Rahmetli dedemin bana el becerisi olarak kazandırdığı “kâğıttan gemi” yapmaktı. Önce A4 ebadındaki büyük kâğıtları katlayarak gemi yapardım, sonra işi geliştirip, minicik kâğıtlardan bile gemi yapmayı öğrendim. Bu alışkanlık, bazen o kadar ileri gider ki, herhangi bir misafirlikte, pastanede, lokantada elime geçen kağıt, adisyon fişi bile olsa gemi yapar, ödemeye de o şekilde giderdim. Kasiyerin yüzünde oluşan tebessüm, çocukluğumdaki sevincimi hatırlatır, farklı bir haz alırım…
Arşimet (Archimedes), hamamda yıkanırken suyun kaldırma kuvvetini bulduğu iddia edilir. Böylece, bilime çok büyük katkısı olduğu söylenir. Hamamda bunu nasıl bulduğu, tartışılsa da, koca bilim adamı işte “buldum, buldum” diyerek peştamalına aldırmadan feryat figan etmişse vardır bir hikmeti…
O tarihe kadar tahtanın yüzdüğü ama demirin battığı biliniyordu. O tarihten sonra ise “her zaman aynı koşullarda, aynı sonuçlara ulaşılacağı”nı ispatlamıştı…
Aradan 23 koca yüzyıl geçmiş…
Biz suyun kaldırma kuvvetini elimizde hazır bulmuştuk ama suyun kaldırdığını batırmada ise üstümüze yoktu…
Çünkü biz “her zaman aynı koşullarda, aynı sonuçlara ulaşılamayacağını(!)” ispat etmiştik…
***
Dünya kurulduğundan bu yana yüzen her şey insanoğlunun ilgisini çekmiştir. Çocukluğumuzda bulduğumuz su birikintisinde çer çöp yüzdürür, sonra leğende kâğıttan yapma gemilerimizle yelken açar, uzaklara giderdik.

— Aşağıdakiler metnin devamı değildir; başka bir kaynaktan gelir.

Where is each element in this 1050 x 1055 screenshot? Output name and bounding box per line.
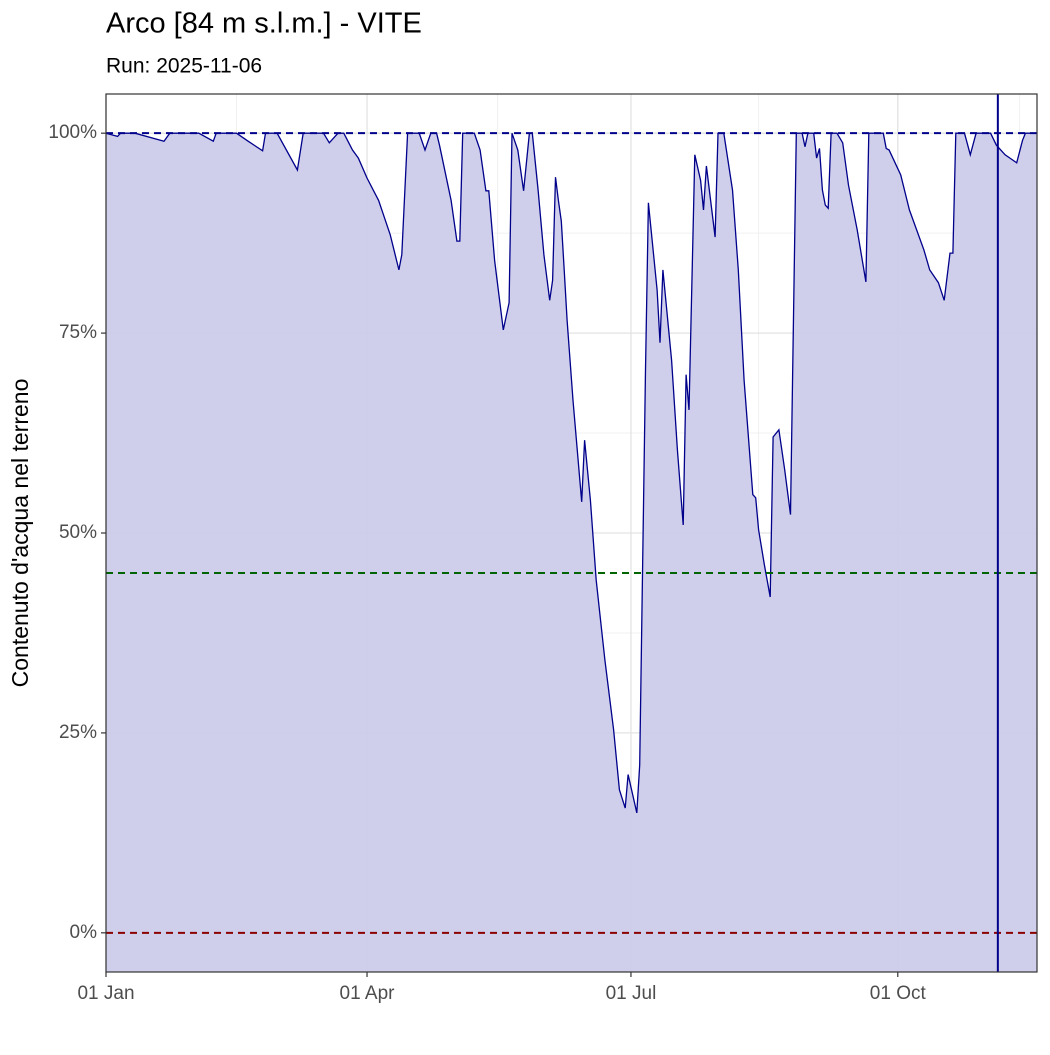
y-tick-label: 50%	[59, 522, 97, 543]
x-tick-label: 01 Jul	[606, 983, 657, 1004]
y-tick-label: 0%	[70, 922, 98, 943]
area	[106, 133, 1037, 972]
x-tick-label: 01 Oct	[870, 983, 927, 1004]
y-tick-label: 25%	[59, 722, 97, 743]
chart-title: Arco [84 m s.l.m.] - VITE	[106, 8, 422, 40]
x-tick-label: 01 Jan	[77, 983, 134, 1004]
y-tick-label: 100%	[48, 122, 97, 143]
y-axis-label: Contenuto d'acqua nel terreno	[7, 379, 33, 688]
line	[105, 132, 1037, 814]
y-tick-label: 75%	[59, 322, 97, 343]
x-tick-label: 01 Apr	[340, 983, 396, 1004]
chart-subtitle: Run: 2025-11-06	[106, 55, 262, 78]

Bizim zamanımızda yoktu ama sonraları küvette plastik ördeğini yüzdüren çocuklarımız oldu.
Yüzen her şey gibi, yüzme de insanoğlunun “en sevdiği” faaliyetler arasında kendisine her zaman önemli bir yer buldu…
Yüzmeyi seviyorduk, yüzeni seviyor, yüzdürmeyi de seviyorduk…
Bu nedenle de, tarihin ilk zamanlarından bu yana suyun üzerine atılan tahtanın geliştirilmesiyle ömür tüketildi, koca gemiler açık denizlere doğru insanları taşıdı durdu.
İnandıklarımız vardı, bir de hayret ettiklerimiz…
Yüzen eve karşı bir merakımız vardı. Evin yüzmeyeceğine inanıyorduk çünkü ama yüzdürdük. Yüzen yatağımız, yüzen okulumuz, yüzen hastanemiz, yüzen havuzlarımız bile oldu…
Bir de yüzen adalarımız var…
Yüzen ada, karaya bağlantısı olmayan, su yüzeyinde serbest halde bulunan adalar olarak bilinir. Bunun sayısı pek fazla değil. Keşfedilmemiş var mı bilmem ama ülkemizde 22 yüzen ada olduğu tahmin ediliyor. Bunlardan birisi de Adıyaman’ın Çelikhan ilçesinde, Çat Barajını havzasında…
Adanın yüzmesi, bütün bunlardan daha da ilgi çekici.